The Act of Union was passed by the British Parliament in July 1840 and proclaimed 10 February 1841. It united the colonies of Upper Canada and Lower Canada under one government, creating the Province of Canada.
The unification of Upper and Lower Canada was a recommendation of the 1839 Durham Report, after an imperial mission to investigate rebellions in both colonies in 1837. Lord Durham proposed a united province to develop a common commercial system. A combined Canada would also have an overall English-speaking majority, to control the divisive forces Durham saw in French Lower Canada, making it safe to grant the responsible government he also advocated. Britain agreed to union, though not to responsible government.
The Act's Passage
The necessary legislation to establish the new Province of Canada was introduced in the British House of Commons in May 1839. In September, Charles Poulett Thomson (later Lord Sydenham) was sent as governor general to acquire Canadian consent to the Act, which he obtained from Lower Canada in November and from Upper Canada in December. The resolutions of both Canadian legislative bodies were fused by Lower Canada Chief Justice James Stuart early in 1840. After passage in the British Parliament, the Act of Union was proclaimed on 10 February 1841 in Montréal.
How it Worked
The Act's main provisions were the establishment of a single parliament with equal representation from each constituent section – now called Canada East and Canada West; consolidation of debt; a permanent Civil List (the list of officials on the government payroll); banishment of the French language from official government use; and suspension of specific French Canadian institutions relating to education and civil law. The Act naturally aroused considerable opposition. In Upper Canada, the Family Compact opposed union, and in Lower Canada religious and political leaders reacted against its anti-French measures.

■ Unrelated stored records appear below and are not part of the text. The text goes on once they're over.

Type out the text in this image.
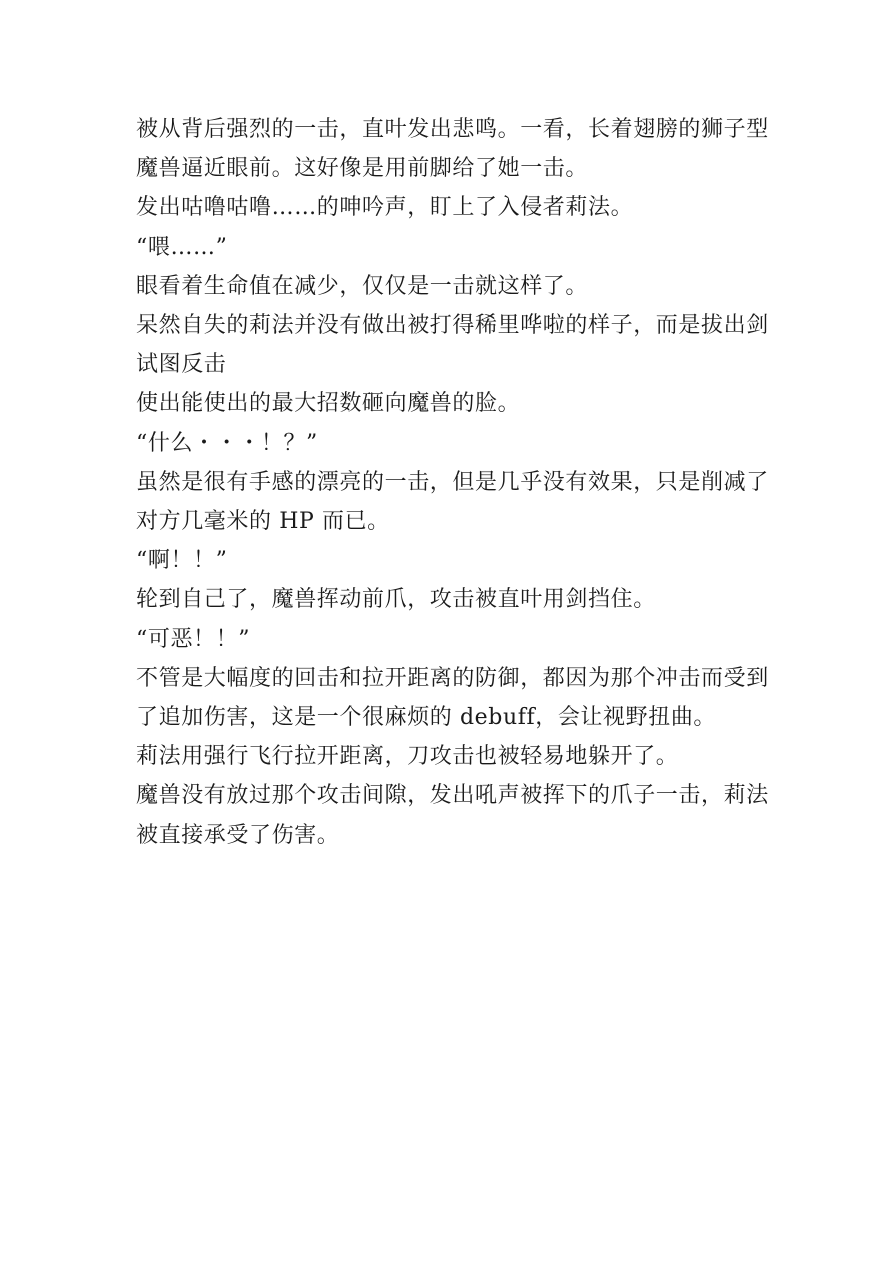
被从背后强烈的一击，直叶发出悲鸣。一看，长着翅膀的狮子型魔兽逼近眼前。这好像是用前脚给了她一击。

发出咕噜咕噜……的呻吟声，盯上了入侵者莉法。

“喂……”

眼看着生命值在减少，仅仅是一击就这样了。

呆然自失的莉法并没有做出被打得稀里哗啦的样子，而是拔出剑试图反击

使出能使出的最大招数砸向魔兽的脸。

“什么・・・！？”

虽然是很有手感的漂亮的一击，但是几乎没有效果，只是削减了对方几毫米的 HP 而已。

“啊！！”

轮到自己了，魔兽挥动前爪，攻击被直叶用剑挡住。

“可恶！！”

不管是大幅度的回击和拉开距离的防御，都因为那个冲击而受到了追加伤害，这是一个很麻烦的 debuff，会让视野扭曲。

莉法用强行飞行拉开距离，刀攻击也被轻易地躲开了。

魔兽没有放过那个攻击间隙，发出吼声被挥下的爪子一击，莉法被直接承受了伤害。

In fact, the Act was unfair to Lower Canada with its larger population and smaller debt. However, both Canadas agreed to work within the Act, especially under the liberal influence of the united Reform Party led by Louis Lafontaine from Canada East and Robert Baldwin from Canada West.
Within 15 years many unjust clauses were repealed. Economic prosperity brought wealth and growth to the united colony, and responsible government arrived — modifying many of the Act's financial and constitutional provisions.